Mr. Roosevelt was not worried. When newshawks crowded into his press conference to quiz him on the budget he smiled. Hadn't he kept the Government's running expenses within its income? The deficit was chargeable solely to the cost of Recovery, said he, and he might have added that it was $500,000,000 less than the deficit on the same date last year. His budget message to Congress just one week off, he declared he had not yet prepared his recommendations, was waiting for last minute estimates on public works. As to the future, the President would make no predictions, preferred to leave "the burden of error to writers in the Sunday papers."
But in and about the Treasury there were unofficial predictions as follows:
1) By next July the deficit would be $3,000,000,000, and the gross public debt would be lifted to within $1,000,000,000 of its 1919 all-time high: $26,596,000,000.

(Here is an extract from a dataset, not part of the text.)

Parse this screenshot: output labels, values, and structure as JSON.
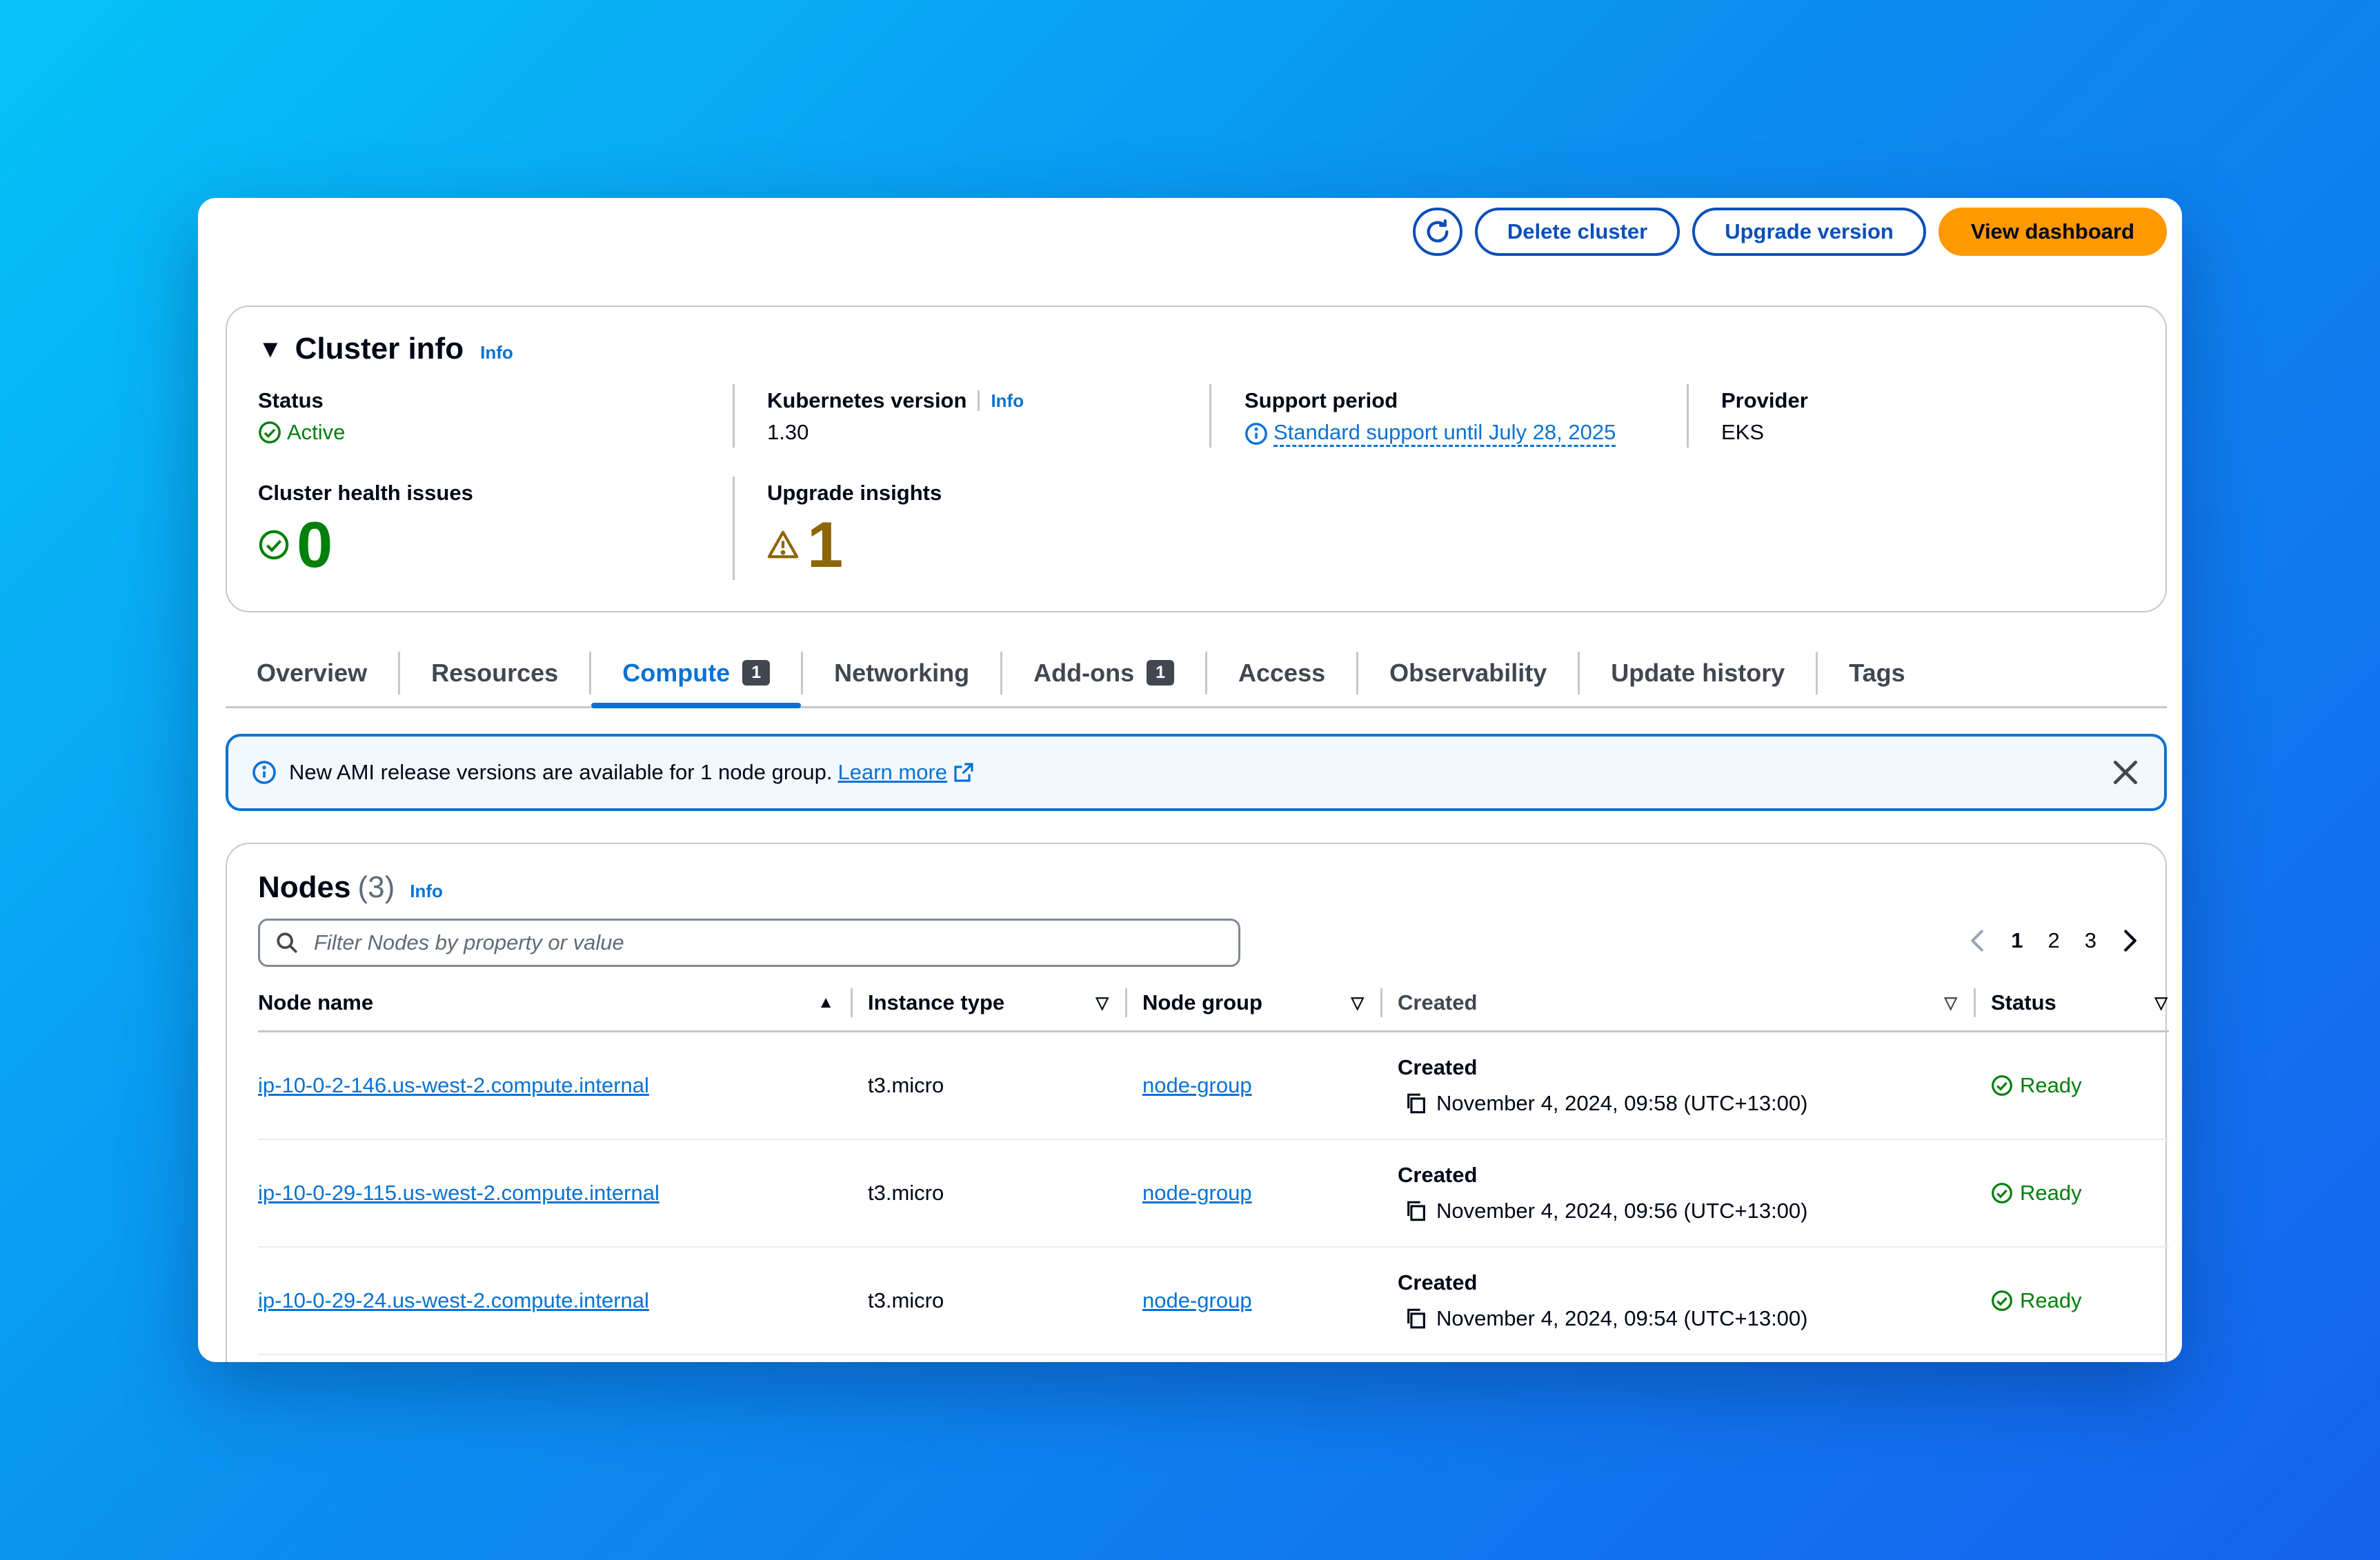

2) The next budget would be more than $6,000,000,000. Revenue for fiscal 1935 would be $3,400,000,000, ordinary running expenses not more than $2,600,000,000; leaving a surplus of $800,000,000 to help meet emergency expenditures. There was some hope that to this surplus could be added $700,000,000 in loan repayments to the RFC. But Jesse Jones was talking about the probable need of another $500,000,000 for U. S. railroads whose bonds mature during 1934 and which still found it impossible to sell new bonds to the public.